A longshot is not a dead market, and the yes side is a bet on the pieces clicking. The realistic paths to a berth are a healthy, productive season from the quarterback room, a defense that takes a step forward and steals games, and an AFC field where one of the wild-card spots opens up rather than getting locked down by the usual contenders. The Jets do not need to win the AFC East to qualify; a wild card is the more plausible route, and that race tends to stay alive deep into December. The bar is high because the conference is crowded, but the path exists, which is the entire reason the contract trades where it does instead of at zero.
The market settles once the 2026 regular season ends and the postseason field is set, in early January 2027. It resolves yes the moment the Jets clinch any of the seven AFC playoff spots, and no only if they are mathematically eliminated from all of them. A Week 18 tiebreaker that decides a seed counts toward qualification.
For the same roster bet at different stakes, the Jets win total prices how many regular-season games they win, the AFC Championship market prices the conference title, and the Super Bowl market carries the championship odds. Browse the full slate on the sports hub or see more from Genius Staff.
Resolves yes if the New York Jets qualify for the 2026 NFL postseason, and no otherwise. Under the current fourteen-team format, seven teams reach the playoffs in each conference: the four division winners and three wild cards. Qualification is determined by the final 2026 regular-season standings, with settlement in early January 2027 once the field is set. A Week 18 game or tiebreaker that decides a playoff seed counts toward qualification; the contract is unaffected by how the Jets perform once the postseason begins.
The market prices the Jets as a longshot to make the 2026 NFL postseason, trading near the bottom of the range. The live board above shows the current yes price.

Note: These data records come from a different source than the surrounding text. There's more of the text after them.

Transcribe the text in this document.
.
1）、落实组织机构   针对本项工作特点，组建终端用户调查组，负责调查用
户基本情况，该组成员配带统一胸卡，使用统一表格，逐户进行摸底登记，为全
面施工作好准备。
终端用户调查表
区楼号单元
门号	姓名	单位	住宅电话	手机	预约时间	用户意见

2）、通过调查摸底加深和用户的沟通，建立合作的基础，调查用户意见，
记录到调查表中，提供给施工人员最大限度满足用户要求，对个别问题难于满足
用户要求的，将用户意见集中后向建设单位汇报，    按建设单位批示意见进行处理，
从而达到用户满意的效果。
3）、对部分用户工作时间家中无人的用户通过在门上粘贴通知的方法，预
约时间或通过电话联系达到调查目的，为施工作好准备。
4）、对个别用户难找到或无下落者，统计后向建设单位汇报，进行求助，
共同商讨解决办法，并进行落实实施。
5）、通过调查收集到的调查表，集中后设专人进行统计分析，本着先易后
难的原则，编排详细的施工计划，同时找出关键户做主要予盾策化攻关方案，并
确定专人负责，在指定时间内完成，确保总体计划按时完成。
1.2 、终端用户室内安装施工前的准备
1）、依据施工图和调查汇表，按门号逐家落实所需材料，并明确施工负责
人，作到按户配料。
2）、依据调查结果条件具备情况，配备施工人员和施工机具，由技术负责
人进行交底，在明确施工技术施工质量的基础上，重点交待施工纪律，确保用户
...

It settles in early January 2027 once the regular-season standings are final. It resolves yes when the Jets clinch an AFC playoff spot and no only if they are eliminated from all of them.
The contract trades on Kalshi as a single yes/no on whether the Jets qualify for the 2026 postseason, settling on the final regular-season standings.
The Jets play in the AFC, one of football's deepest conferences, and the fourteen-team field leaves only seven spots per conference. The yes side is a bet on a turnaround rather than a near-certain berth.
Watch quarterback health and the AFC wild-card race, since the Jets' most realistic path is a wild card rather than the AFC East, and that race typically stays alive deep into December.